Aside from security, as social media becomes more integrated in internal and external corporate communications, new retention policies will become necessary. Companies rushing to develop an information governance strategy to tackle their current needs must consider social media as part of their planning. Keep in mind that the extensive nature of social media makes implementation both difficult and resource-intensive without significant forethought for both the use of social media by employees, and how it fits into an overall corporate retention policy.

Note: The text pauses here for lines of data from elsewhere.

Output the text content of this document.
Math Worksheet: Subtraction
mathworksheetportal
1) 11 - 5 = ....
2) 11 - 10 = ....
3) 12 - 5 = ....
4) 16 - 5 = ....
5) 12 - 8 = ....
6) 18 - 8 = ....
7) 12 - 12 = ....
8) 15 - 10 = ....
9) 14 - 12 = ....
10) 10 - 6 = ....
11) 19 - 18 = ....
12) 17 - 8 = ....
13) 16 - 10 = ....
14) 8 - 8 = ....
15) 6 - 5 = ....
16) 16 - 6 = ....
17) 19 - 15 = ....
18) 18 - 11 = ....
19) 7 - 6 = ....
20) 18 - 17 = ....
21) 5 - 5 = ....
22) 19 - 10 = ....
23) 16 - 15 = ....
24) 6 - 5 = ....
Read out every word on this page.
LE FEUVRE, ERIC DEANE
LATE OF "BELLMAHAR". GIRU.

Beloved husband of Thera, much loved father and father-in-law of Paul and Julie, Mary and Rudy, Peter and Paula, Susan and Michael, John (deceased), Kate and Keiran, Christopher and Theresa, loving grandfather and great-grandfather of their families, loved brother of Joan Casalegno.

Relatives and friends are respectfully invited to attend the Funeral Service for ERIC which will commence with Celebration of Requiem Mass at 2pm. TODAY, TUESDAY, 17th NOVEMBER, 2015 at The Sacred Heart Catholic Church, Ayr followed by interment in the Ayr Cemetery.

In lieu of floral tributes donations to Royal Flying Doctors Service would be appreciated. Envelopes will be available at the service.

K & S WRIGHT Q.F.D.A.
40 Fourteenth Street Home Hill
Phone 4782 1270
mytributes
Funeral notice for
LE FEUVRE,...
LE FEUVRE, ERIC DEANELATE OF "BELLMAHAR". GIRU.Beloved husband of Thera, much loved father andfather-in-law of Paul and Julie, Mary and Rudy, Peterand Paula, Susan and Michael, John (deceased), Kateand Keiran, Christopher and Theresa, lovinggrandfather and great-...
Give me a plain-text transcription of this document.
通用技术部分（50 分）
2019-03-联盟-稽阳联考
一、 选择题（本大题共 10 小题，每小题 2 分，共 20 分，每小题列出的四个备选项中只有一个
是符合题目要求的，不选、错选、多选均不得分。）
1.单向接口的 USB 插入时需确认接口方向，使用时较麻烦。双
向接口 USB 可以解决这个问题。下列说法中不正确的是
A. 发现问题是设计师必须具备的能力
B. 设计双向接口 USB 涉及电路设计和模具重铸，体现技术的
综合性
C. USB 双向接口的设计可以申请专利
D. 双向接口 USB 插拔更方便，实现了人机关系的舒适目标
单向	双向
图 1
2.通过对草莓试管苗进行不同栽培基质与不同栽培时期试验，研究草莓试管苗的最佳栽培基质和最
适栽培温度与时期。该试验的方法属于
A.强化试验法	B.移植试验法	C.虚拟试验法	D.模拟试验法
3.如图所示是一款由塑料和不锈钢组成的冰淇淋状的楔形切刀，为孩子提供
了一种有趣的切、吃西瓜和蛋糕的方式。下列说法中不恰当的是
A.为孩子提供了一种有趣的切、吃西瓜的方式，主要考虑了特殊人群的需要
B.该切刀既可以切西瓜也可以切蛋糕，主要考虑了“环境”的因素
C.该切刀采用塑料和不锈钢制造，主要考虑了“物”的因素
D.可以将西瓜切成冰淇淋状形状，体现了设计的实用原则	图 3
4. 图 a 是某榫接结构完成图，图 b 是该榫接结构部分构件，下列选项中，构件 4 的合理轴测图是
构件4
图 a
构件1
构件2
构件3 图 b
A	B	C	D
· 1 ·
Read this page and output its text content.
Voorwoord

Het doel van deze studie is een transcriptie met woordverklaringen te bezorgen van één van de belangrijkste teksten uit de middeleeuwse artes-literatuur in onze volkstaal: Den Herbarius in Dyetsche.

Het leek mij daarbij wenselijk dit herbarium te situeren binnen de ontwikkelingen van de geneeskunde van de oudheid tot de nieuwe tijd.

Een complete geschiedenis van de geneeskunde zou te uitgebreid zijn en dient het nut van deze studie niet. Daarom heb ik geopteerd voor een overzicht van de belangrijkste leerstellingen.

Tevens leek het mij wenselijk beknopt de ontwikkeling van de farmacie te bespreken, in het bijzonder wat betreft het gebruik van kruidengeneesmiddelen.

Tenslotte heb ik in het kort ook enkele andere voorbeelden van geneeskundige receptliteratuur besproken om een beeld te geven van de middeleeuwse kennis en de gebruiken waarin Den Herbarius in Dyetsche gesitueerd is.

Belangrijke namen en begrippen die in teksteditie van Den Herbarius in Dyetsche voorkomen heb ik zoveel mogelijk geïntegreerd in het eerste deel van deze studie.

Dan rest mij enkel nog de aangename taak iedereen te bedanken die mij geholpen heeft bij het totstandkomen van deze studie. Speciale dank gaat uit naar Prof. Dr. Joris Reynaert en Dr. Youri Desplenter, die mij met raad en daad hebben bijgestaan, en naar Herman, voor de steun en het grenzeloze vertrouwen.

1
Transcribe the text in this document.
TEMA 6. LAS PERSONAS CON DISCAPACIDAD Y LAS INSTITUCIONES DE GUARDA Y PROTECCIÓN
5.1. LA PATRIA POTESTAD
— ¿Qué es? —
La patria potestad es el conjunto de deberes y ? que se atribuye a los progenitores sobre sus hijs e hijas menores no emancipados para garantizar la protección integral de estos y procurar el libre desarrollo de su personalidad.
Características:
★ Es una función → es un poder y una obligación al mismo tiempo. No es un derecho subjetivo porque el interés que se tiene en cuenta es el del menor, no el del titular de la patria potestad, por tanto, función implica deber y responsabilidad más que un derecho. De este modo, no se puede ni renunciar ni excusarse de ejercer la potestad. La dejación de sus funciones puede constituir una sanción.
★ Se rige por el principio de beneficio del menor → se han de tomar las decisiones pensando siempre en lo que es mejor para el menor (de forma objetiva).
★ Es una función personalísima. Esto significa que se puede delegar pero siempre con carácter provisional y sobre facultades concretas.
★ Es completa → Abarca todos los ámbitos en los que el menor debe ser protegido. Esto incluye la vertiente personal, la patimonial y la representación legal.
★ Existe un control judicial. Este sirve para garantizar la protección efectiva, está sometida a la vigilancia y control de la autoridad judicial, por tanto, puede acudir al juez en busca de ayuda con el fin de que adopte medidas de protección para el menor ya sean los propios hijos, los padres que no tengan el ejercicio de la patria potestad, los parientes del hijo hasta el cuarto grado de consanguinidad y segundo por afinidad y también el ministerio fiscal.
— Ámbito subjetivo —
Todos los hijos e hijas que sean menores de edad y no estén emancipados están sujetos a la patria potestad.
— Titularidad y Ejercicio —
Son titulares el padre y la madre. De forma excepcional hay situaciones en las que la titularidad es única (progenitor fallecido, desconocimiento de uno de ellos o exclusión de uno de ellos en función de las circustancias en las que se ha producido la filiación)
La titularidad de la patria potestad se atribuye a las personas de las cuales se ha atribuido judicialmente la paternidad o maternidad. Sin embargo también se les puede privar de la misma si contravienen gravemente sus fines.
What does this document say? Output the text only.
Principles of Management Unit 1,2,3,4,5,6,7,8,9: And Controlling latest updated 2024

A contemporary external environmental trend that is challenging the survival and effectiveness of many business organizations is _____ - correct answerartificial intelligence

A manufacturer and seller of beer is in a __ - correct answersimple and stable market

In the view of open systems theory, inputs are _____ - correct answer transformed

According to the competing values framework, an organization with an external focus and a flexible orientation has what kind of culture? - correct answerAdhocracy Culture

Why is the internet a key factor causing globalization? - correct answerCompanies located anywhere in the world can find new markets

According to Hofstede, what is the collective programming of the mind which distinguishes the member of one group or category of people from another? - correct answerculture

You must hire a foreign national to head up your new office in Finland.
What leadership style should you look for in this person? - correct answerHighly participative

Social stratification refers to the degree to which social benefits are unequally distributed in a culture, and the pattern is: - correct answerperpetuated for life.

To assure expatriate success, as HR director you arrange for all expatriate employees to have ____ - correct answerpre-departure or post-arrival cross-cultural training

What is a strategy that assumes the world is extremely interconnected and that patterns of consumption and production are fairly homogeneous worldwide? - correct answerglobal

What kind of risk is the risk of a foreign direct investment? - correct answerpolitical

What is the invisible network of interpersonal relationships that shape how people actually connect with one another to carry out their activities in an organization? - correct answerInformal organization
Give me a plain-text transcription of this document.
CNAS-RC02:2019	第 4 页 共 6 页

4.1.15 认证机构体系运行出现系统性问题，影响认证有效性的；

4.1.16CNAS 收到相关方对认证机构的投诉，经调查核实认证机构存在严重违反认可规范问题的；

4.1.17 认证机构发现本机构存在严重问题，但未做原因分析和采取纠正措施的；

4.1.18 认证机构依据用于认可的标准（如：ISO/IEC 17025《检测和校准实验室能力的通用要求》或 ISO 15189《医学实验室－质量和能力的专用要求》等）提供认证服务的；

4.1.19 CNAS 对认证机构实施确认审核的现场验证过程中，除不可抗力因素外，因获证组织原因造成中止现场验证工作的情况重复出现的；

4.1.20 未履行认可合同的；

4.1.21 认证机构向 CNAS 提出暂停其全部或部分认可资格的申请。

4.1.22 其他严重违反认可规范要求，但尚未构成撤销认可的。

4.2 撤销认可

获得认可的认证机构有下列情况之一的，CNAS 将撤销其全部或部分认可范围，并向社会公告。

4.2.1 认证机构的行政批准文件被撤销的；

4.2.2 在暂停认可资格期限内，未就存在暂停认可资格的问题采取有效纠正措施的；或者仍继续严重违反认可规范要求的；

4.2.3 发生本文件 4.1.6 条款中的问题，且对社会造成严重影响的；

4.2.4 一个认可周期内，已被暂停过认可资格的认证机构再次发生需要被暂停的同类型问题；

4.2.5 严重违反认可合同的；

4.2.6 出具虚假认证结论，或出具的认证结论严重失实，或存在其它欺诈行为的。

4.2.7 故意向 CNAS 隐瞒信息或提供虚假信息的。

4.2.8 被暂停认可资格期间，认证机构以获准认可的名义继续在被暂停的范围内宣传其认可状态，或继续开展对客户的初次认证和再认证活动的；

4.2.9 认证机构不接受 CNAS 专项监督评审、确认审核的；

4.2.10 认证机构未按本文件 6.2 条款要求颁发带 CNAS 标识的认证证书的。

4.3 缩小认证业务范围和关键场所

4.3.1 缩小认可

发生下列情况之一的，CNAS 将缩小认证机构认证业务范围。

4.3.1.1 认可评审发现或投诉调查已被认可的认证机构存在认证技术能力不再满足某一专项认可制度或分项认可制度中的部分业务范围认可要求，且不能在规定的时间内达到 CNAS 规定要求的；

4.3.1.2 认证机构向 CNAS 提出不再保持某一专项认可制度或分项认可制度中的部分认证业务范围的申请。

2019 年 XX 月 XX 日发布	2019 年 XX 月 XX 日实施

For example, according to that same 2012 study by the Osterman Group, just under 30 percent of all “official” posts by a company to a social media platform end up being retained. Companies then have the challenge of recreating the conversation – keeping out essentially worthless content while maintaining the context in which retained items were created. A few tweets or Facebook posts may prove inadequate while a company is reestablishing the framework of a conversation after recovery. This, in turn, could undermine the purpose of the retention policy.

Some organizations in particular, such as financial services, are required by the Financial Regulatory Authority to monitor and retain certain social media posts – this is because they fall under the umbrella term of business records. Larger companies have even grown to have entire teams whose sole purpose is to monitor content and ensure that nothing is said or done that could jeopardize the company’s interests.

While this an extreme case where policy is of the utmost importance for regulatory compliance, any organization with significant social media presence may need to think through their own posting and retention policies. All kinds of questions need to be answered including:

  • Do you retain all Facebook posts, or only those posts tagged as “official?”
  • Who manages the company Twitter account – and what would happen if that was compromised?
  • If an employee releases sensitive company information over LinkedIn’s internal messaging system, how would you locate that message should an internal investigation become necessary?

Being aware of the potential needs of your company will have a dramatic effect on how many resources must be expended, whether it focuses on keeping your network secure or preparing for inevitable litigation.

Social media is becoming ever more pervasive in the modern business world; employees will continue using these platforms, and they will continually grow to provide greater functionality in communicating between customers. Any companies that resist this change threaten to lag behind their competitors. To maximize effectiveness, developing an oversight framework is key, with company-based use monitored, retained and frequently assessed. Teaching employees best practices, safety and general guidelines for acting when representing the company online can also help tremendously in driving forward the company’s vision, from the IT department all the way to sales.